Disney expects theatrical and video revenue to ramp up in the final two quarters of the year with the release of Pixar's Cars and the adventure sequel Pirates of the Caribbean 2: Dead Man's Chest. The Pirates sequel represents Disney's increased focus on branded content lines, said president and CEO Bob Iger.
Company-wide net income increased 12%, to $733 million, for the quarter ended April 1. Income for the fiscal first half was up 9% to $1.5 billion over the prior year.
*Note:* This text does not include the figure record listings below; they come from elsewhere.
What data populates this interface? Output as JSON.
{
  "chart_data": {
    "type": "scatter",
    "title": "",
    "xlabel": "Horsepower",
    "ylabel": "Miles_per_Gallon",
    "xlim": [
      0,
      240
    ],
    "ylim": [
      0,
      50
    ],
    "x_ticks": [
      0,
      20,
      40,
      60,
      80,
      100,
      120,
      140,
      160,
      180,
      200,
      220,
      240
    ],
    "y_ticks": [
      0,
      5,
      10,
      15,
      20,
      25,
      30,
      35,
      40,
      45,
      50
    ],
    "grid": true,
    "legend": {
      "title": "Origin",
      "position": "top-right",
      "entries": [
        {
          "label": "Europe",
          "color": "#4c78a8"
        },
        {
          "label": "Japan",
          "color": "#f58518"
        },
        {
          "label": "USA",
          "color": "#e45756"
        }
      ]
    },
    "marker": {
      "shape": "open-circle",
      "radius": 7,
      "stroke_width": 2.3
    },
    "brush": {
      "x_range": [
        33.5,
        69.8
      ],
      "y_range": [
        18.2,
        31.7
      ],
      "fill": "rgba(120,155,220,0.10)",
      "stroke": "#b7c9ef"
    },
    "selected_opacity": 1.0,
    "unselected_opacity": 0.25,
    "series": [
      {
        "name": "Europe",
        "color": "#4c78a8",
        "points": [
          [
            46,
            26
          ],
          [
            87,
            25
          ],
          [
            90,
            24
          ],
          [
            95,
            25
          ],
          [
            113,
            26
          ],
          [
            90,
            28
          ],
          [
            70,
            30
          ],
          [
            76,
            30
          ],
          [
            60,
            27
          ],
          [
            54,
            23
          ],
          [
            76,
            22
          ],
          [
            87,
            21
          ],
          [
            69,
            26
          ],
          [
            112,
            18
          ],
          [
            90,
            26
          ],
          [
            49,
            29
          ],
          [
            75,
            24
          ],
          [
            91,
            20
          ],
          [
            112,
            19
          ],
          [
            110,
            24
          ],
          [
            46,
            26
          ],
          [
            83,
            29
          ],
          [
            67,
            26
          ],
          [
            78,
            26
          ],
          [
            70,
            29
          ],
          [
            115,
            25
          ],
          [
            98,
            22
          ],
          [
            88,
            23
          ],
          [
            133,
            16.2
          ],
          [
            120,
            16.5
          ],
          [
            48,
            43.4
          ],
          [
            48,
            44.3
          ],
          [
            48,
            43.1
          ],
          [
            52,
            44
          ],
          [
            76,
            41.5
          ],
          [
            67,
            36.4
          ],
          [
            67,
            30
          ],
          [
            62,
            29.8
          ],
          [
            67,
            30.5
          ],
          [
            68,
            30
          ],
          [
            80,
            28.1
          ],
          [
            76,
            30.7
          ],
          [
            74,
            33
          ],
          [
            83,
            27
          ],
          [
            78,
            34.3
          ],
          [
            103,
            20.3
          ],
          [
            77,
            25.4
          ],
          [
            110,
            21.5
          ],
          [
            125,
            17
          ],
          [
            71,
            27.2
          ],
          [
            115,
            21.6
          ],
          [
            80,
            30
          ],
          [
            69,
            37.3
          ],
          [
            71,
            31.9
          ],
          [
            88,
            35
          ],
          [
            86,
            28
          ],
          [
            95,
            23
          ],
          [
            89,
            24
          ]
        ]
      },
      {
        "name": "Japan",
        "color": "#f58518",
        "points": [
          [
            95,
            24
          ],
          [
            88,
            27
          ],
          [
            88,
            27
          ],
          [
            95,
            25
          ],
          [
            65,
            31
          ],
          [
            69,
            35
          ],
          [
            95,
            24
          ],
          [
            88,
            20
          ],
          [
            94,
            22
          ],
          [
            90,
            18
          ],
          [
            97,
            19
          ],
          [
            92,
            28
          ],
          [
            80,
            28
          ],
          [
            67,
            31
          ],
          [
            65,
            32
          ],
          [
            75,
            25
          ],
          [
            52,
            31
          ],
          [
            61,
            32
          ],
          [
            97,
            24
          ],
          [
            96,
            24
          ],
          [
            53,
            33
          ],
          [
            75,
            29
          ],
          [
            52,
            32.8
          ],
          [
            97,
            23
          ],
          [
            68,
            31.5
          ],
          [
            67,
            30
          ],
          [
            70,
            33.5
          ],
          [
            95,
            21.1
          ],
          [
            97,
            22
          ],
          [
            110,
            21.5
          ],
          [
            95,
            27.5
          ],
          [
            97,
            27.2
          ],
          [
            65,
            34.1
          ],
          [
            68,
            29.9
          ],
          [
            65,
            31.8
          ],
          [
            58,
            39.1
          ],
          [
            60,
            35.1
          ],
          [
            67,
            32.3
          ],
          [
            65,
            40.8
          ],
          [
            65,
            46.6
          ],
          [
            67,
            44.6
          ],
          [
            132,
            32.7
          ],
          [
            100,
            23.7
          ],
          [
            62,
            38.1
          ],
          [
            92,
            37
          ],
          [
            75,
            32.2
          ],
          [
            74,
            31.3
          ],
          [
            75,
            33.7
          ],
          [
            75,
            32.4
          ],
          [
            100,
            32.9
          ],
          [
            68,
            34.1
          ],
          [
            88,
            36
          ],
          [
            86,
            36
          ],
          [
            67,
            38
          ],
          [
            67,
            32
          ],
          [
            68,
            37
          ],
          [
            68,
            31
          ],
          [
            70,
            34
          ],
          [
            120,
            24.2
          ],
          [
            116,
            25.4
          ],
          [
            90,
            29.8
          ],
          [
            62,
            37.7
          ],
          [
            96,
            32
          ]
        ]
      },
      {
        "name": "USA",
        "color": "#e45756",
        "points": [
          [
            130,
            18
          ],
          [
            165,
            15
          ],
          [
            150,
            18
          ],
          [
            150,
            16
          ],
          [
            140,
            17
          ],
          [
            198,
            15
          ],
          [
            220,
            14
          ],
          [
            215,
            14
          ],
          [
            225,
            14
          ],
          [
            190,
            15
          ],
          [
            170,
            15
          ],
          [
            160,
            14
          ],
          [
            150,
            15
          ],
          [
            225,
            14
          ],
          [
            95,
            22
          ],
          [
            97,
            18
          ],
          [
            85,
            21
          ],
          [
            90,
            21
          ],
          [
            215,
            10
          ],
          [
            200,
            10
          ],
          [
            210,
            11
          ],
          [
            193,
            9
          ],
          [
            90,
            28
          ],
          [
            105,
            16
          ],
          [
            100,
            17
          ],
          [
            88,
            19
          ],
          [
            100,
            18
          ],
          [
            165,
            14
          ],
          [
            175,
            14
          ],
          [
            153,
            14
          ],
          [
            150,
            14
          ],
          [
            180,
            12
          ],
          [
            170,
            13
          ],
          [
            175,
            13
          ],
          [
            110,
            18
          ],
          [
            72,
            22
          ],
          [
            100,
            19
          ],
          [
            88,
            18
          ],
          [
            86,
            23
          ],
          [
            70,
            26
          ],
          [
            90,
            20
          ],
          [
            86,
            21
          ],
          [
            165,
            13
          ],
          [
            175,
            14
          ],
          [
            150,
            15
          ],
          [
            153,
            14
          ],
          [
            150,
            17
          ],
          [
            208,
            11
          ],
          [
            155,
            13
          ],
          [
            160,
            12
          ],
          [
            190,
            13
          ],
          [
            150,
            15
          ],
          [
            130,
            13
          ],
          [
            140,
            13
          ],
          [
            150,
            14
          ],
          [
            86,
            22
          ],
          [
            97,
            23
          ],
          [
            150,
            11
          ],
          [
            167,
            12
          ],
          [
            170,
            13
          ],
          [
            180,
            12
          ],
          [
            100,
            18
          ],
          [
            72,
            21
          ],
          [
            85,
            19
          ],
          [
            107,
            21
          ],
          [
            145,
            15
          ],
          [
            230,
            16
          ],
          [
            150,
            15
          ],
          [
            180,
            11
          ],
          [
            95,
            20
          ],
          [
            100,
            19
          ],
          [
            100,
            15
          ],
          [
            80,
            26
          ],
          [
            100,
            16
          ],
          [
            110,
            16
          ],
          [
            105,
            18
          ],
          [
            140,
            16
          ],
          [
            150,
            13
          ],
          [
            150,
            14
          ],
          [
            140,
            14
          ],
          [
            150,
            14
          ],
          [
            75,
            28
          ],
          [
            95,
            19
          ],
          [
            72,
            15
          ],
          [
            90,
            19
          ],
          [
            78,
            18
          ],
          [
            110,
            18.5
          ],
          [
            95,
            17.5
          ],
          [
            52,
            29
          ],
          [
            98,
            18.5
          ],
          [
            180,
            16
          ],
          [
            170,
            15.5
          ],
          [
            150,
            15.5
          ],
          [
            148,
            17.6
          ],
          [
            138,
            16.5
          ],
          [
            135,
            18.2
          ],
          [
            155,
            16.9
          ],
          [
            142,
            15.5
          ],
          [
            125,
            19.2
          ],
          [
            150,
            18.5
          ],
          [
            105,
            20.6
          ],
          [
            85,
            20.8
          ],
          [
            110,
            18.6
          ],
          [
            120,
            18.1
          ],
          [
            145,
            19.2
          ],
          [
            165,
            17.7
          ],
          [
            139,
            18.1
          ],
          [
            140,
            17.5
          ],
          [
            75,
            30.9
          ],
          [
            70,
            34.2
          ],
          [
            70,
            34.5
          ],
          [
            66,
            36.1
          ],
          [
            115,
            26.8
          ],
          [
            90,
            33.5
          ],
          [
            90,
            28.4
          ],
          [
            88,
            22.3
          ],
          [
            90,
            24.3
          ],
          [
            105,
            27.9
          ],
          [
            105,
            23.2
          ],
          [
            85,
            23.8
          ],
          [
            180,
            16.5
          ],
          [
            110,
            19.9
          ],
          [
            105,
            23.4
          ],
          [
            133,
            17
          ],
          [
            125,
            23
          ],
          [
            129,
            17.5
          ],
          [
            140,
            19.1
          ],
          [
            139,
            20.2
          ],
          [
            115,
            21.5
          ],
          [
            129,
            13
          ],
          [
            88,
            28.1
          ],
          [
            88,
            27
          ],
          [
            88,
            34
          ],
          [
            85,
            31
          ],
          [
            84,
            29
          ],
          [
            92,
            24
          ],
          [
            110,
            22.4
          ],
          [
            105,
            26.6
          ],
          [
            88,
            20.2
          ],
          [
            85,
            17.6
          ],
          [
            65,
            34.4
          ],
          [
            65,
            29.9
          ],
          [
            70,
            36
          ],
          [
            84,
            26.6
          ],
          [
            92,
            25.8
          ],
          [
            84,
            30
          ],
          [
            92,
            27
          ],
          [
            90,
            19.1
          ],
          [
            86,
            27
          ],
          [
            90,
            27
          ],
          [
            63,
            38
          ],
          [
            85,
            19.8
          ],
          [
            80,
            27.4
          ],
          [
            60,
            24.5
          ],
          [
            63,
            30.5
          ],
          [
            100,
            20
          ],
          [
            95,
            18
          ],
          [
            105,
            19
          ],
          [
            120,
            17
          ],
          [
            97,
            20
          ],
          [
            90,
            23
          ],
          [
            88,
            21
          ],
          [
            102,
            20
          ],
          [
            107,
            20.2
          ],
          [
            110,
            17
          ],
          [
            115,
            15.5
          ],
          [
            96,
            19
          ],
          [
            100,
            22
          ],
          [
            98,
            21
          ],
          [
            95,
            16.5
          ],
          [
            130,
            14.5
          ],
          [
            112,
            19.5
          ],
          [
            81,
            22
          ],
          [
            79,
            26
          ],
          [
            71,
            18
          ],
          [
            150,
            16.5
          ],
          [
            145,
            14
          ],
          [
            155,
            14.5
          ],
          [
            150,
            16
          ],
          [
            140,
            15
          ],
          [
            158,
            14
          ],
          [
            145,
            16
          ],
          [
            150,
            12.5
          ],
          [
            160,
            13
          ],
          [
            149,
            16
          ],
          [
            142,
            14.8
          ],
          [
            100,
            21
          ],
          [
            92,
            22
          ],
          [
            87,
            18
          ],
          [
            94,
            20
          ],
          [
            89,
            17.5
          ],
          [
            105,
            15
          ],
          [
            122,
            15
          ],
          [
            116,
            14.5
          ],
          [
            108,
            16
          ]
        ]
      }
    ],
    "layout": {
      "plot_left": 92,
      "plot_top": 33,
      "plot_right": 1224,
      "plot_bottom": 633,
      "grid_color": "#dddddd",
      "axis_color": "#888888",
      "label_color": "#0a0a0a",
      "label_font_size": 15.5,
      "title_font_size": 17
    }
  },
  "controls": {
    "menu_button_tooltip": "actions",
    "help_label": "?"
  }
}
Revenue for the company was up 3% to $8 billion for the quarter, and 2% to $16.9 billion for the mid-year point.
Executives expect 2006 to be the fourth consecutive year of double-digit growth.
Transitions in the wake of Disney's Pixar acquisition are going very smoothly, Iger said.
“Nothing is more important than creativity to Disney's success,” Iger said, touting the studio's successful acquisition of creative powerhouse Pixar.
The Disney Co.'s recently announced offering of top ABC programs like “Lost” and “Desperate Housewives” for free on an advertiser-supported Web site ABC.com is an example of the company's future strategy, Iger said.
“Disney will continue to distribute its assets, or platform-specific content, to best take advantage of emerging platforms and consumer trends,” he said.
Iger declined to give firm numbers on streaming activity on the ABC site, but said the advertisers are pleased, consumer feedback is great and that all signs indicate this kind of use of technology creates incremental consumption.
“This is not an experiment,” he said. “We are in this for the long haul.”